Friday, November 23, 2012

China Mieville's wild worlds

Perdido Street Station and Un Lun Dun
By China Mieville
(Del Rey)

      The success of such tween series as Twilight, Hunger Games and Harry Potter (at least the latter books) has proven there's money to be made in the young adult market, especially with a science fiction or fantasy background. Many authors of non-tween lit have caught on and are writing their own. 
     One example you probably haven't found (but for which you should look) is China Mieville. The British author has been writing strange, complex  adult fantasy and weird fiction -- Embassytown, Kraken and The City and the City -- since at least 1999, but a few years ago cracked a young adult novel. He has just written a new one -- Railsea, which is sort of a fantasy take on Moby Dick (Mieville meets Melville) -- but instead I’m going to look at two of his older books: Perdido Street Station (2000), the first of several set in the fantasy world of Bas-Lag, where magic and steam technology mix, and Un Lun Dun (2007), a young adult novel set in UnLondon, a shadowy magical counterpart to the real world’s London, filled with people and things that fell through the cracks.

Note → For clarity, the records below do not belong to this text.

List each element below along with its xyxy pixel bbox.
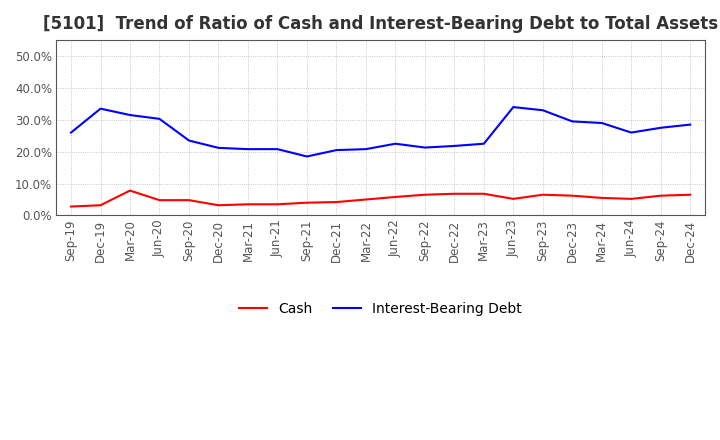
- Cash: [420, 192, 429, 198]
- Interest-Bearing Debt: [184, 138, 193, 143]
- Line: Interest-Bearing Debt: Interest-Bearing Debt: [71, 107, 690, 157]
- Cash: [450, 191, 459, 196]
- Cash: [126, 188, 135, 193]
- Interest-Bearing Debt: [391, 141, 400, 147]
- Cash: [361, 197, 370, 202]
- Cash: [657, 193, 665, 198]
- Interest-Bearing Debt: [420, 145, 429, 150]
- Cash: [391, 194, 400, 200]
- Cash: [480, 191, 488, 196]
- Cash: [302, 200, 311, 205]
- Interest-Bearing Debt: [657, 125, 665, 130]
- Cash: [243, 202, 252, 207]
- Cash: [568, 193, 577, 198]
- Interest-Bearing Debt: [450, 143, 459, 149]
- Interest-Bearing Debt: [214, 145, 222, 150]
- Interest-Bearing Debt: [96, 106, 105, 111]
- Cash: [96, 202, 105, 208]
- Interest-Bearing Debt: [273, 147, 282, 152]
- Interest-Bearing Debt: [509, 104, 518, 110]
- Interest-Bearing Debt: [686, 122, 695, 127]
- Cash: [67, 204, 76, 209]
- Interest-Bearing Debt: [126, 112, 135, 117]
- Interest-Bearing Debt: [598, 121, 606, 126]
- Legend: Cash, Interest-Bearing Debt: Cash, Interest-Bearing Debt: [234, 296, 528, 321]
- Cash: [184, 198, 193, 203]
- Cash: [598, 195, 606, 201]
- Interest-Bearing Debt: [539, 108, 547, 113]
- Cash: [509, 196, 518, 202]
- Cash: [332, 199, 341, 205]
- Interest-Bearing Debt: [156, 116, 164, 121]
- Interest-Bearing Debt: [361, 147, 370, 152]
- Cash: [539, 192, 547, 198]
- Cash: [686, 192, 695, 198]
- Interest-Bearing Debt: [568, 119, 577, 124]
- Interest-Bearing Debt: [67, 130, 76, 135]
- Interest-Bearing Debt: [332, 147, 341, 153]
- Cash: [214, 202, 222, 208]
- Interest-Bearing Debt: [243, 147, 252, 152]
- Interest-Bearing Debt: [480, 141, 488, 147]
- Title: [5101]  Trend of Ratio of Cash and Interest-Bearing Debt to Total Assets: [5101] Trend of Ratio of Cash and Intere…: [43, 15, 719, 33]
- Cash: [627, 196, 636, 202]
- Interest-Bearing Debt: [302, 154, 311, 159]
- Line: Cash: Cash: [71, 191, 690, 206]
- Cash: [156, 198, 164, 203]
- Interest-Bearing Debt: [627, 130, 636, 135]
- Cash: [273, 202, 282, 207]
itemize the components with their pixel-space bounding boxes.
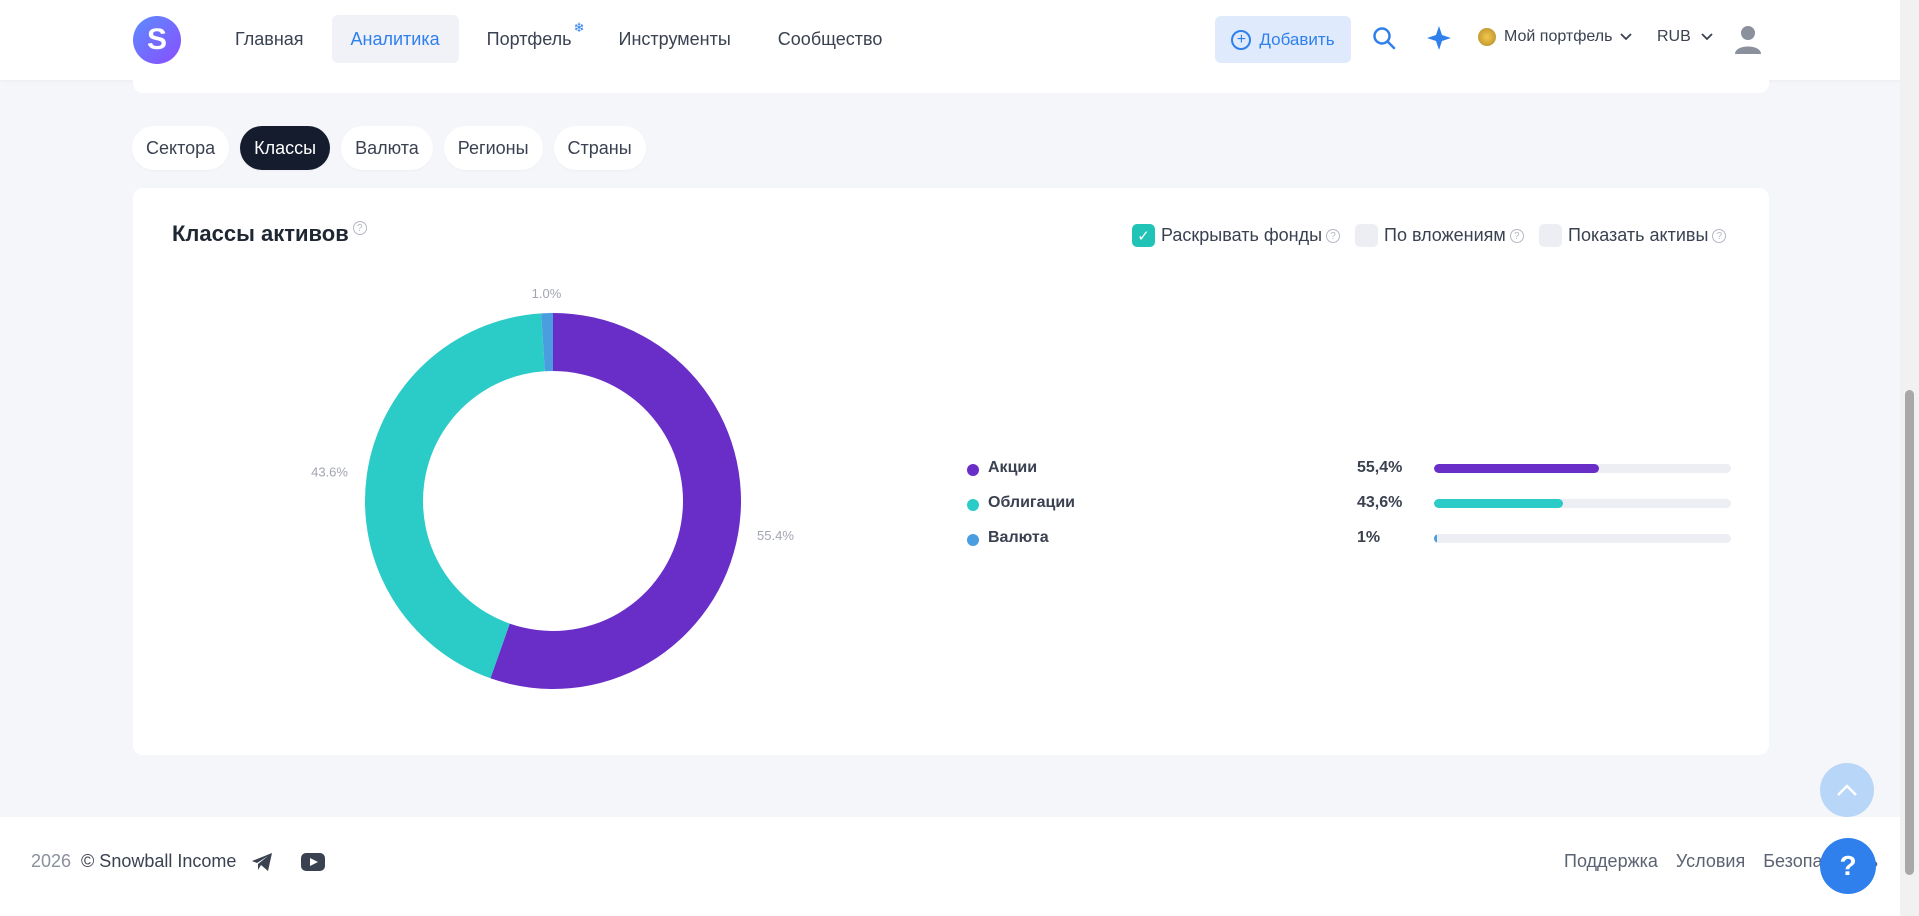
- chevron-up-icon: [1837, 784, 1857, 796]
- user-avatar-icon[interactable]: [1733, 24, 1763, 54]
- checkbox-icon[interactable]: [1355, 224, 1378, 247]
- logo[interactable]: S: [133, 16, 181, 64]
- donut-chart: 55.4% 43.6% 1.0%: [311, 286, 794, 689]
- legend-value: 1%: [1357, 529, 1381, 546]
- scrollbar-thumb[interactable]: [1905, 390, 1914, 875]
- telegram-icon[interactable]: [251, 852, 273, 872]
- legend-name: Валюта: [988, 529, 1049, 546]
- legend-progress-bar: [1434, 464, 1731, 473]
- checkbox-icon[interactable]: [1539, 224, 1562, 247]
- nav-label: Сообщество: [777, 28, 883, 49]
- legend-value: 43,6%: [1357, 494, 1403, 511]
- legend-progress-fill: [1434, 534, 1437, 543]
- main-nav: Главная Аналитика Портфель ❄ Инструменты …: [216, 15, 910, 63]
- currency-select[interactable]: RUB: [1657, 28, 1713, 46]
- legend-name: Облигации: [988, 494, 1075, 511]
- portfolio-select[interactable]: Мой портфель: [1478, 28, 1633, 46]
- nav-home[interactable]: Главная: [216, 15, 323, 63]
- slice-label: 1.0%: [532, 286, 562, 301]
- legend-row[interactable]: Акции 55,4%: [967, 458, 1757, 493]
- tab-regions[interactable]: Регионы: [443, 126, 543, 170]
- legend-dot: [967, 499, 979, 511]
- tab-classes[interactable]: Классы: [240, 126, 331, 170]
- add-button[interactable]: + Добавить: [1215, 16, 1351, 63]
- option-label: Показать активы: [1568, 225, 1709, 245]
- page-scrollbar[interactable]: [1900, 0, 1919, 916]
- nav-label: Портфель: [486, 28, 572, 49]
- legend-row[interactable]: Валюта 1%: [967, 528, 1757, 563]
- legend-value: 55,4%: [1357, 459, 1403, 476]
- checkbox-checked-icon[interactable]: ✓: [1132, 224, 1155, 247]
- help-icon[interactable]: ?: [1509, 228, 1524, 243]
- option-by-investments[interactable]: По вложениям?: [1355, 224, 1524, 247]
- copyright-text: © Snowball Income: [81, 851, 237, 871]
- option-label: Раскрывать фонды: [1161, 225, 1323, 245]
- donut-slice[interactable]: [490, 313, 741, 689]
- tab-sectors[interactable]: Сектора: [132, 126, 230, 170]
- analytics-tabs: Сектора Классы Валюта Регионы Страны: [132, 126, 646, 170]
- nav-tools[interactable]: Инструменты: [600, 15, 750, 63]
- slice-label: 43.6%: [311, 464, 348, 479]
- card-title-text: Классы активов: [172, 221, 349, 246]
- search-icon[interactable]: [1372, 26, 1396, 50]
- legend-progress-bar: [1434, 499, 1731, 508]
- card-title: Классы активов?: [172, 221, 367, 247]
- nav-label: Инструменты: [618, 28, 731, 49]
- portfolio-label: Мой портфель: [1504, 28, 1613, 45]
- help-icon[interactable]: ?: [352, 221, 367, 235]
- legend-progress-bar: [1434, 534, 1731, 543]
- legend-progress-fill: [1434, 499, 1564, 508]
- legend-name: Акции: [988, 459, 1038, 476]
- option-expand-funds[interactable]: ✓ Раскрывать фонды?: [1132, 224, 1341, 247]
- legend-progress-fill: [1434, 464, 1599, 473]
- option-label: По вложениям: [1384, 225, 1506, 245]
- footer-link-support[interactable]: Поддержка: [1564, 851, 1658, 871]
- ai-star-icon[interactable]: [1425, 24, 1453, 52]
- scroll-to-top-button[interactable]: [1820, 763, 1874, 817]
- asset-classes-card: Классы активов? ✓ Раскрывать фонды? По в…: [133, 188, 1769, 755]
- tab-countries[interactable]: Страны: [553, 126, 646, 170]
- footer: 2026 © Snowball Income Поддержка Условия …: [0, 817, 1900, 916]
- footer-year: 2026: [31, 851, 72, 871]
- nav-community[interactable]: Сообщество: [759, 15, 902, 63]
- nav-label: Аналитика: [350, 28, 440, 49]
- nav-analytics[interactable]: Аналитика: [331, 15, 459, 63]
- legend-dot: [967, 534, 979, 546]
- copyright: 2026 © Snowball Income: [31, 851, 236, 872]
- help-button[interactable]: ?: [1820, 838, 1876, 894]
- chevron-down-icon: [1620, 33, 1633, 41]
- currency-label: RUB: [1657, 28, 1691, 45]
- legend-dot: [967, 464, 979, 476]
- top-card: [133, 70, 1769, 93]
- option-show-assets[interactable]: Показать активы?: [1539, 224, 1727, 247]
- donut-slice[interactable]: [541, 313, 553, 372]
- donut-slice[interactable]: [364, 313, 545, 679]
- portfolio-emblem-icon: [1478, 28, 1496, 46]
- header: S Главная Аналитика Портфель ❄ Инструмент…: [0, 0, 1900, 80]
- add-button-label: Добавить: [1259, 29, 1335, 49]
- slice-label: 55.4%: [757, 528, 794, 543]
- legend-row[interactable]: Облигации 43,6%: [967, 493, 1757, 528]
- snowflake-icon: ❄: [573, 20, 585, 35]
- tab-currency[interactable]: Валюта: [341, 126, 433, 170]
- plus-icon: +: [1231, 29, 1252, 50]
- youtube-icon[interactable]: [301, 852, 325, 872]
- footer-link-terms[interactable]: Условия: [1675, 851, 1746, 871]
- nav-label: Главная: [235, 28, 304, 49]
- chart-legend: Акции 55,4% Облигации 43,6% Валюта 1%: [967, 458, 1757, 563]
- nav-portfolio[interactable]: Портфель ❄: [468, 15, 591, 63]
- help-icon[interactable]: ?: [1326, 228, 1341, 243]
- help-icon[interactable]: ?: [1712, 228, 1727, 243]
- chevron-down-icon: [1701, 33, 1713, 41]
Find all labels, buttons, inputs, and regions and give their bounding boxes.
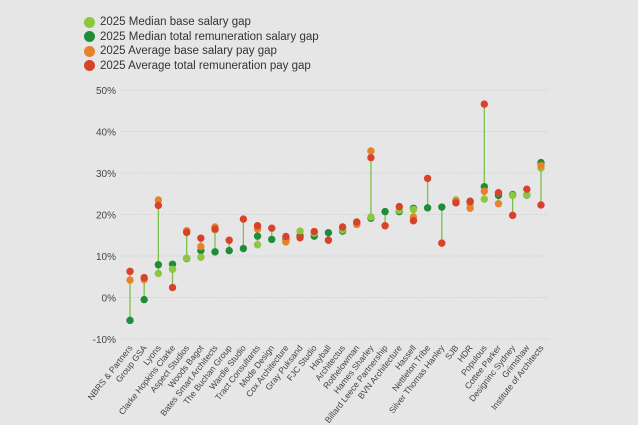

Original cover art for Perdido Street Station from Mugene.net

     Perdido was Mieville’s second published novel, and the second that I read. It also seems to be one of his most popular. I liked it better than anything I’d read recently except Windup Girl, and it had been sitting on my bookshelf for close to 10 years unread. (That sometimes happens when you buy as many books as I do; it’s not even a record.)
 Random House
     As I said above, it’s set in the fantasy world of bas-lag, specifically in and around the city of New Crobunzon, which was built amid the bones (in the rib cage) of an immense animal from long ago. It’s a land where magic (thaumaturgy) co-exists with industrial age tech, where monstrosities (some man-made) co-exist with humans.
     The plot revolves around Isaac, a sort of hermetic philosopher-scientist, who is approached by Yagharek, a garuda (a sort of winged man) who has lost his wings and wants Isaac to restore to him the power of flight (not necessarily with new wings). Yagharek doesn’t say how he lost his wings, but apparently it was for some crime in his native land. 
     While Isaac studies as many winged creatures as he can get his hands on (to figure out the best way to let Yagharek fly again), he purchases a cocoon containing a strange type of moth, and thus sets the book’s tragedy in motion. It grows into an immense moth-like humanoid creature that sucks people’s minds. Too much of the novel involves the quest to stop these creatures, actually, but the world and the creatures in this world are what make the book so enthralling.

     That's the main plot, but there other significant characters, including Lin -- Isaac’s lover, who is a khepri (a sort of red-skinned woman whose head is a giant beetle) and an artist (she secretes a substance that can be used for intricate sculptures) -- and the city of New Crobunzon itself.
      Eventually Yagharek’s crime is revealed, the threat of the moth men is arrested, and many people die. Everything does not end happily, although it ends less unhappily than it could have.


Cover image from Amazon UK, featuring illustration by China Mieville
 
     Un Lun Dun similarly explores another world, full of many strange creatures and people, though this one is tethered quite clearly to London. Zanna and Deeba, two young girls, begin noticing strange phenomena, and references to Zanna -- the pretty, blond, popular one -- as “the Shwazzy,” which leads to their entering Un London, a distorted reflection of the familiar city full of discarded items and people, beset by a smog monster (nothing like the one Godzilla faced in the 1970s) and defended by “unbrellas” (umbrellas from London that are damaged so they can no longer serve their original functions).  
Random House
      The Shwazzy is the chosen one (from the French choisir, meaning to choose), as revealed by a talking book, but in their first skirmish with the smog monster and his allies, Zanna is incapacitated. Then Deeba discovers that one of Un London’s so-called defenders is really aiding the smog creature, and she must step into the Shwazzy’s role despite the book’s prophecy being revealed as more or less hooey.
     Un Lun Dun is also a little on the long side (though not as long as some of the of the Harry Potter series), but full of inventive characters and critters. Mieville himself drew the many little drawings that pepper the book.
     Other characters include a half-ghost boy and a sentient and ambulatory milk carton.
     Mieville eschews the usual fantasy quest cliches. For example, when Deeba is told that they have to find seven objects to complete a quest, and then learning that each object is only needed to obtain the following object, she decides they should just go and get the seventh one right away. (That object isn't a sword or amulet either, but an Un Gun, a revolver that does different things depending upon what has been placed into its chambers (seeds, ants, etc.).

     Mieville's other books feature concepts such as two cities that overlap the same geography, but the inhabitants are trained not to perceive the others, and the disappearance of  a giant squid from a museum which sparks an apocalypse.

     Mieville's not for all tastes, he's worth checking out if you're looking for inventive, dark urban fantasy.